A few companies have dominated most cities, such as Bird, Lime, and Skip. In Oakland, Bird and Lime have brought over 300 scooters to the downtown and Lake Merritt area. The dockless “scooter-shares” provide an inexpensive option for getting around the city at a price of one dollar to start and a rate of 15 cents per minute.
Many residents and city officials have an optimistic approach to the scooters, and see them viable means to cutting down on foot and car traffic. Director of Oakland’s Department of Transportation Ryan Russo has high hopes for the scooters.
“In other cities they’re considered more of a nuisance, but we can see long-term how smaller electric mobility could solve a lot of problems,” said Ryan Russo, as reported by the San Francisco Chronicle.
Hannah Horten, president of the EarthCORPS club on campus, believes that while the scooters have their faults, they are a good form of transportation.
“I feel like on the one hand it’s really nice because it does to some extent allow for ease of transportation,” Horten said. “I think that freedom in transportation is really cool.”
The scooter companies pay people to take the scooters home to charge them overnight and then drop them off in designated areas the next morning. Horten thinks there could be an environmentally friendlier option.
“I also think environmentally it seems like making them solar powered would have been a good move,” Horten said.
Although the scooters are affordable and easy to ride, Horten believes that they are not a perfect mode of transportation in Oakland.

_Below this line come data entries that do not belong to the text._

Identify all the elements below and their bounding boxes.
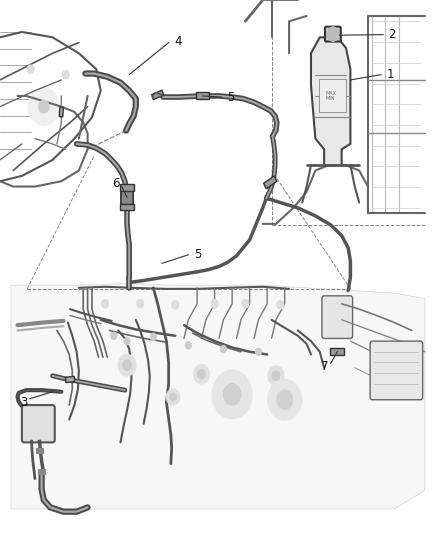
- Text: 4: 4: [174, 35, 181, 48]
- Circle shape: [255, 348, 261, 356]
- Circle shape: [268, 379, 301, 420]
- Circle shape: [198, 369, 205, 379]
- Bar: [36, 448, 43, 453]
- Circle shape: [39, 100, 49, 113]
- Circle shape: [123, 360, 131, 370]
- Polygon shape: [196, 93, 209, 99]
- FancyBboxPatch shape: [322, 296, 353, 338]
- Circle shape: [212, 370, 252, 418]
- FancyBboxPatch shape: [121, 190, 133, 205]
- Circle shape: [211, 300, 218, 308]
- Circle shape: [137, 300, 144, 308]
- Text: 6: 6: [112, 177, 120, 190]
- Circle shape: [166, 389, 180, 405]
- Circle shape: [220, 345, 226, 353]
- Circle shape: [268, 366, 284, 385]
- Circle shape: [28, 88, 59, 125]
- Polygon shape: [311, 37, 350, 165]
- FancyBboxPatch shape: [22, 405, 55, 442]
- Circle shape: [170, 393, 176, 401]
- Circle shape: [223, 384, 241, 405]
- Circle shape: [194, 365, 209, 384]
- Text: MAX
MIN: MAX MIN: [325, 91, 336, 101]
- Circle shape: [272, 371, 280, 381]
- Circle shape: [242, 300, 249, 308]
- Circle shape: [172, 301, 179, 309]
- Circle shape: [277, 301, 284, 309]
- Polygon shape: [120, 184, 134, 191]
- Circle shape: [277, 390, 293, 409]
- Polygon shape: [59, 107, 64, 117]
- Polygon shape: [120, 204, 134, 210]
- Text: 3: 3: [21, 396, 28, 409]
- Circle shape: [102, 300, 109, 308]
- FancyBboxPatch shape: [370, 341, 423, 400]
- Circle shape: [185, 342, 191, 349]
- Polygon shape: [264, 176, 277, 189]
- Text: 5: 5: [194, 248, 201, 261]
- Circle shape: [150, 333, 156, 341]
- Bar: [38, 469, 45, 474]
- Circle shape: [327, 27, 339, 41]
- Circle shape: [111, 332, 117, 340]
- Polygon shape: [11, 284, 425, 509]
- Polygon shape: [152, 90, 163, 100]
- Circle shape: [118, 354, 136, 376]
- Polygon shape: [330, 349, 344, 355]
- Text: 2: 2: [389, 28, 396, 41]
- Text: 5: 5: [227, 91, 234, 103]
- Polygon shape: [66, 376, 74, 383]
- FancyBboxPatch shape: [325, 27, 341, 42]
- Circle shape: [62, 70, 69, 79]
- FancyBboxPatch shape: [319, 79, 346, 112]
- Circle shape: [27, 65, 34, 74]
- Text: 7: 7: [321, 360, 329, 373]
- Circle shape: [124, 337, 130, 345]
- Text: 1: 1: [386, 68, 394, 81]
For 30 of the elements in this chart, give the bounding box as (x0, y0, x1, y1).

“I really feel like all of these transportation ideas are ways to make money and are not necessarily thinking about what’s best for people who need transportation. Transportation needs are not going to be addressed by putting a bunch of electric scooters on the street,” Horten said. “Especially if you’re putting electric scooters on the street in one of the most affluent neighborhoods of Oakland but nowhere else.”

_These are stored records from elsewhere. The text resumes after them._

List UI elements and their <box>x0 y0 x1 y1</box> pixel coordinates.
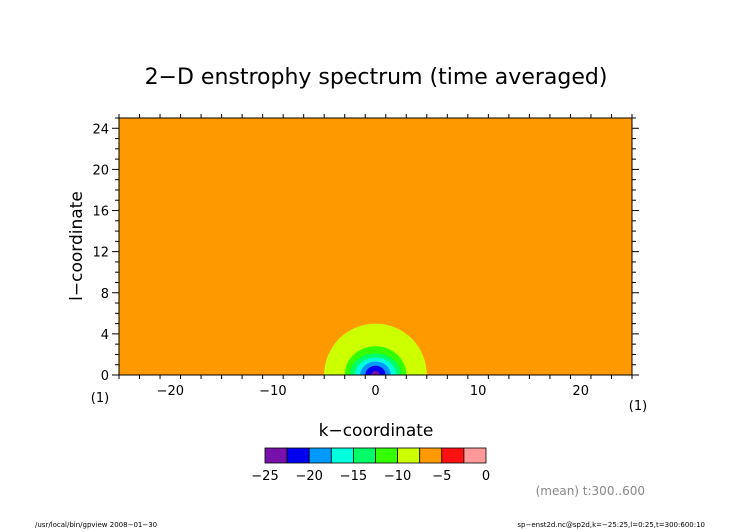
colorbar-tick-label: −10 <box>384 469 411 484</box>
x-tick-label: −10 <box>259 384 286 399</box>
colorbar-swatch <box>441 447 465 464</box>
colorbar-swatch <box>463 447 487 464</box>
colorbar-swatch <box>264 447 288 464</box>
y-axis-ticks: 0 4 8 12 16 20 24 <box>92 117 639 384</box>
y-axis-label: l−coordinate <box>67 191 87 301</box>
colorbar-swatch <box>419 447 443 464</box>
colorbar-swatch <box>397 447 421 464</box>
colorbar <box>264 447 487 464</box>
y-tick-label: 16 <box>92 205 109 220</box>
colorbar-tick-label: 0 <box>482 469 490 484</box>
colorbar-swatch <box>286 447 310 464</box>
colorbar-tick-label: −5 <box>432 469 451 484</box>
y-tick-label: 8 <box>101 287 109 302</box>
footer-left: /usr/local/bin/gpview 2008−01−30 <box>35 521 157 529</box>
y-tick-label: 0 <box>101 369 109 384</box>
y-unit-label: (1) <box>629 399 647 414</box>
colorbar-tick-label: −20 <box>295 469 322 484</box>
footer-right: sp−enst2d.nc@sp2d,k=−25:25,l=0:25,t=300:… <box>517 521 705 529</box>
x-axis-ticks: −20 −10 0 10 20 <box>118 114 633 399</box>
x-tick-label: 20 <box>572 384 589 399</box>
contour-region-5 <box>365 365 386 375</box>
colorbar-swatch <box>375 447 399 464</box>
x-unit-label: (1) <box>91 391 109 406</box>
x-axis-label: k−coordinate <box>319 421 434 441</box>
mean-annotation: (mean) t:300..600 <box>536 484 645 498</box>
colorbar-swatch <box>352 447 376 464</box>
contour-fills <box>324 323 427 375</box>
plot-area <box>118 117 633 376</box>
colorbar-tick-label: −15 <box>340 469 367 484</box>
colorbar-tick-labels: −25 −20 −15 −10 −5 0 <box>251 469 490 484</box>
colorbar-swatch <box>308 447 332 464</box>
y-tick-label: 4 <box>101 328 109 343</box>
colorbar-tick-label: −25 <box>251 469 278 484</box>
plot-frame <box>118 117 633 376</box>
colorbar-swatch <box>330 447 354 464</box>
y-tick-label: 12 <box>92 246 109 261</box>
x-tick-label: 10 <box>470 384 487 399</box>
x-tick-label: 0 <box>371 384 379 399</box>
x-tick-label: −20 <box>157 384 184 399</box>
y-tick-label: 24 <box>92 122 109 137</box>
contour-region-6 <box>371 370 380 375</box>
y-tick-label: 20 <box>92 163 109 178</box>
chart-title: 2−D enstrophy spectrum (time averaged) <box>145 65 608 90</box>
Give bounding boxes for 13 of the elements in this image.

According to the East Bay Times, council member Rebecca Kaplan proposed an ordinance that would put more than half of the scooters in Oakland in neighborhoods that need accessible transportation most.
“Both lower-income neighborhoods and neighborhoods that have a higher ratio of African-Americans and Latinos have historically been underserved in a whole range of areas,” Kaplan said, as reported by the East Bay Times.
For many Mills students, getting off campus can be difficult without a car. Sustainability Coordinator Joanna Wong and EarthCORPS have been discussing the possibility of getting a few electric scooters on campus for Mills students to use.
“We have the Laurel District right up there and the Redwood Regional Park up the way,” Horten said. “It would be a really easy, nice way to get around a little bit.”
Mills would have about five scooters on campus for students to take and ride anywhere they liked, but the difficult part would be getting the scooters back to campus. When someone gets off of a “scooter-share,” someone else can pick it up and then ride the scooter anywhere from there.
“It would be hard logistically figuring out how that would work,” Horten said. “But we have been thinking about it as a possibility.”